While looking at Will's computer, James finds that Will was in possession of a CD with information about a robbery at a casino that happened shortly before his death. Conferring with their police liaison, ex-cherub Millie Kentner, the team discovers that the CD's contents also implicate Patel and Kentner's ex-colleague Eric Crisp and Patel's wife Patricia, both former employees of the casino. A few days later, Hannah reveals that after Will's death, Patel had run over to his body and touched it, supposedly to see if he was still alive. James and Dave deduce that Patel had killed Will and touched the body to provide plausible deniability for any forensic evidence he had left behind. To help find more evidence to implicate Patel, Kerry and Lauren join the team to steal financial statements from Patel's house. The team deduces from Patel's financial records that he also participated in the casino robbery, working with Tarasov and using Will's technical aptitude and Patricia and Crisp's security credentials to break into the casino, and that Patel killed Will to prevent him confessing to his role in the crime.
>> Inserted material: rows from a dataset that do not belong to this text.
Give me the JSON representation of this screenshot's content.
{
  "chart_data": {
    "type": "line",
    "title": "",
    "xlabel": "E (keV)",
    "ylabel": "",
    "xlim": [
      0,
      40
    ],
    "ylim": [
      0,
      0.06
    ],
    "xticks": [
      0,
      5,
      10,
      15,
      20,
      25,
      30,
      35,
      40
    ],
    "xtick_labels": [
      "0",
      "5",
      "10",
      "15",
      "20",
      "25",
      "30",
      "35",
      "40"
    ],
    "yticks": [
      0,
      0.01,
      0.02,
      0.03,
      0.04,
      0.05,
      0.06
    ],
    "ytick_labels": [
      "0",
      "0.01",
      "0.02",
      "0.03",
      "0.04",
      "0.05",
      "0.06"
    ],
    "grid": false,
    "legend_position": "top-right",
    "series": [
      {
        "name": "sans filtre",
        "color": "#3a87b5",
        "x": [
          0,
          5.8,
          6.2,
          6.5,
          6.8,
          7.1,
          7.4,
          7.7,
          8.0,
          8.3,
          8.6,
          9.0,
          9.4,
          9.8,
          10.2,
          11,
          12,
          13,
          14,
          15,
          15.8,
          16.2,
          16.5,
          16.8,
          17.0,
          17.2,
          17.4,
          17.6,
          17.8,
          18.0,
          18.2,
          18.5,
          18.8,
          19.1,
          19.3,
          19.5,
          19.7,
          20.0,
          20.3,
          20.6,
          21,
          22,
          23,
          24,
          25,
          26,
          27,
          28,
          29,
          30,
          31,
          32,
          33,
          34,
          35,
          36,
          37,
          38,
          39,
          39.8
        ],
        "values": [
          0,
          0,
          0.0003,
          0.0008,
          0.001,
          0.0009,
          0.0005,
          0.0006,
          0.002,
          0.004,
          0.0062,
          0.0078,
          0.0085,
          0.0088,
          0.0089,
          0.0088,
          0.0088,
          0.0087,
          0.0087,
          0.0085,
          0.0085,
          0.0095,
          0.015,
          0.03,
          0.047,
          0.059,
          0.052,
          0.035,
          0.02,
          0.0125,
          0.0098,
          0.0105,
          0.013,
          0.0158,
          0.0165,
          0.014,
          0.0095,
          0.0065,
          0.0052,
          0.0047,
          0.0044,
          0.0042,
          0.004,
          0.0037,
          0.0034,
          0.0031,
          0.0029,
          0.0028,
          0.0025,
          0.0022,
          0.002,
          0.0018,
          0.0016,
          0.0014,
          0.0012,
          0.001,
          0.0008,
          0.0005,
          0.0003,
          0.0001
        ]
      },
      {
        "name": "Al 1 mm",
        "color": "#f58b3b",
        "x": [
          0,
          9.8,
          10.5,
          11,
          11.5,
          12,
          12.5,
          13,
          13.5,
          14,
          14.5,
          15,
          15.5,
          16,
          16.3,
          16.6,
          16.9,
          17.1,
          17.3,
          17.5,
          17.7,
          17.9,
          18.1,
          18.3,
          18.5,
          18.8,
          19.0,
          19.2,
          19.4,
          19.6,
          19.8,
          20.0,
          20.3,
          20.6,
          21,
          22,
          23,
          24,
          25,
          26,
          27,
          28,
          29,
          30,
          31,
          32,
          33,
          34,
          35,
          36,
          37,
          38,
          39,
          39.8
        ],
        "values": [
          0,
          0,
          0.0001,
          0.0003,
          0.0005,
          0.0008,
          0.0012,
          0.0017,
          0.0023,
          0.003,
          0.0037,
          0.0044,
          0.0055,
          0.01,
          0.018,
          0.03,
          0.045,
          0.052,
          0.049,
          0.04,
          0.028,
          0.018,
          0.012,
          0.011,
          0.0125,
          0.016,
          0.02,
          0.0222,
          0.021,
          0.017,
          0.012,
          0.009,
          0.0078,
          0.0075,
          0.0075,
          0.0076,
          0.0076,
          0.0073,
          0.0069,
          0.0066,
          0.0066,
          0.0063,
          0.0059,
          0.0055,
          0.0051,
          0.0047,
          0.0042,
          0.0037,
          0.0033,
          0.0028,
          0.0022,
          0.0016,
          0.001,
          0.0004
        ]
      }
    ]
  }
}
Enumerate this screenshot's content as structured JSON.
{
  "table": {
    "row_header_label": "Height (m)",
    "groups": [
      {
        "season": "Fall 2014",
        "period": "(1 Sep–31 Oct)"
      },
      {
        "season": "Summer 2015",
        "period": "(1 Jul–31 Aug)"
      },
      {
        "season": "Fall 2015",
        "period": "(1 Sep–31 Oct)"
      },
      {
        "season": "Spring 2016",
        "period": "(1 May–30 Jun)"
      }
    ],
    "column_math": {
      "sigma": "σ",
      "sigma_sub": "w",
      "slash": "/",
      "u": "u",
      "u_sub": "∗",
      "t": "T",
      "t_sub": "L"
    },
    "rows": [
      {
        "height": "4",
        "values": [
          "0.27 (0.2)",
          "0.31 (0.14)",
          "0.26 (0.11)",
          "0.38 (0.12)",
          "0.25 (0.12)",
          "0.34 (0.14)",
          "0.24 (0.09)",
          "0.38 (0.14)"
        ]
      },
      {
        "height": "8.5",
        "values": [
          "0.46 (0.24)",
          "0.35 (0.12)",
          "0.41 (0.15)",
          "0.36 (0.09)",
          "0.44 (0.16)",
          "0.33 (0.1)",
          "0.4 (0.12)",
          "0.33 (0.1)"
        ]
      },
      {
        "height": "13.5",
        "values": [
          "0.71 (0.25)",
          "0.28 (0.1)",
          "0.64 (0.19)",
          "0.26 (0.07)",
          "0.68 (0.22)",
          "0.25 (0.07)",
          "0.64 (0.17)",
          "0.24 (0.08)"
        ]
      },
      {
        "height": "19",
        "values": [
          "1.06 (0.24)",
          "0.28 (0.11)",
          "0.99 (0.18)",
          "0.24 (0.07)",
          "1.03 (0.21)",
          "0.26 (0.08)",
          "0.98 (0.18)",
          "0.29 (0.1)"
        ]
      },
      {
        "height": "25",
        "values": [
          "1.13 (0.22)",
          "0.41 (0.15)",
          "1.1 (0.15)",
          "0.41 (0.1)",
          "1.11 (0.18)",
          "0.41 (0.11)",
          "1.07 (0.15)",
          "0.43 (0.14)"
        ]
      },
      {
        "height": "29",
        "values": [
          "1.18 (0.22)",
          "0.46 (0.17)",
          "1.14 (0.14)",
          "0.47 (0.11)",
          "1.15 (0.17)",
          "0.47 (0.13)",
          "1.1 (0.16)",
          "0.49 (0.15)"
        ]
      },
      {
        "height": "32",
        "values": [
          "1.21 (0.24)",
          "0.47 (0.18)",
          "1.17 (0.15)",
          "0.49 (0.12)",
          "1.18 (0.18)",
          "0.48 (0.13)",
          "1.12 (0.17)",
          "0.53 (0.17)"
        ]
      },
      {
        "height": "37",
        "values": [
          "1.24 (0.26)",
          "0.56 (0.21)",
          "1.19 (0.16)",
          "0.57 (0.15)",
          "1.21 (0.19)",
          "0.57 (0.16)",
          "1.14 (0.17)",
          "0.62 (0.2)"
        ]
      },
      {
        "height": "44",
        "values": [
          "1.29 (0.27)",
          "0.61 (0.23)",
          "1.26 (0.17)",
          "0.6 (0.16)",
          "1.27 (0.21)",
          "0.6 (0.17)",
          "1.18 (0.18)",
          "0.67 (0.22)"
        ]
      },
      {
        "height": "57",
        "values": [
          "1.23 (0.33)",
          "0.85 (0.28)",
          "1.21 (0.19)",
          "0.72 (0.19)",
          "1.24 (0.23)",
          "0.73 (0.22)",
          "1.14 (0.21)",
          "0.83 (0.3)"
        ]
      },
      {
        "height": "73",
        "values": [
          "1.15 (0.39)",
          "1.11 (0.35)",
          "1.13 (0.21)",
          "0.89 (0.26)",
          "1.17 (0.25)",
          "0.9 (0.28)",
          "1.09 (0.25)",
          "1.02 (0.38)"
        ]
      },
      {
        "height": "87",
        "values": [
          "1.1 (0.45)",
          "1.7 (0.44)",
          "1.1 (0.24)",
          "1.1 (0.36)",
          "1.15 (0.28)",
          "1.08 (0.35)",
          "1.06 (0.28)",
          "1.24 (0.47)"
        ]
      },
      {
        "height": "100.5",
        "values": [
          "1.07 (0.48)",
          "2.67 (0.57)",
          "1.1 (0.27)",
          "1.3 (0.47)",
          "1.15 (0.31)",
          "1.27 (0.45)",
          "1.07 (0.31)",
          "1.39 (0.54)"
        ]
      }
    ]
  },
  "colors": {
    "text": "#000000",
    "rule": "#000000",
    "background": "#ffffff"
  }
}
Alone with Kerry, James kisses her; she reciprocates, but tells him that she is still not talking to him.

In order to gather enough evidence to arrest Tarasov and Patel, the team decides to provoke an altercation between the two by replacing Patricia's car (purchased from Tarasov) with a cut-and-shut, while Dave plants listening devices in Tarasov's office. In the resulting argument, Tarasov and Patel both incriminate themselves for the casino robbery and Patel's murder of Will, as well as for bribing Patel's colleague Alan Falco to cover up witness statements implicating Patel. When confronted, Falco agrees to testify against Patel and Tarasov in exchange for immunity from prosecution, and Patel and Tarasov are arrested. Returning to campus, James confesses to Kerry his love for her, and she agrees to talk to him again.

In the epilogue, Tarasov is sentenced to 12 years in prison, while Patel is sentenced to life with a non-parole period of 18 years. Kentner, disheartened by the police corruption uncovered in the subsequent investigation, transfers to the CIB. James is welcomed back by his friends, though Kerry decides - for the time being - to not take him back as her boyfriend.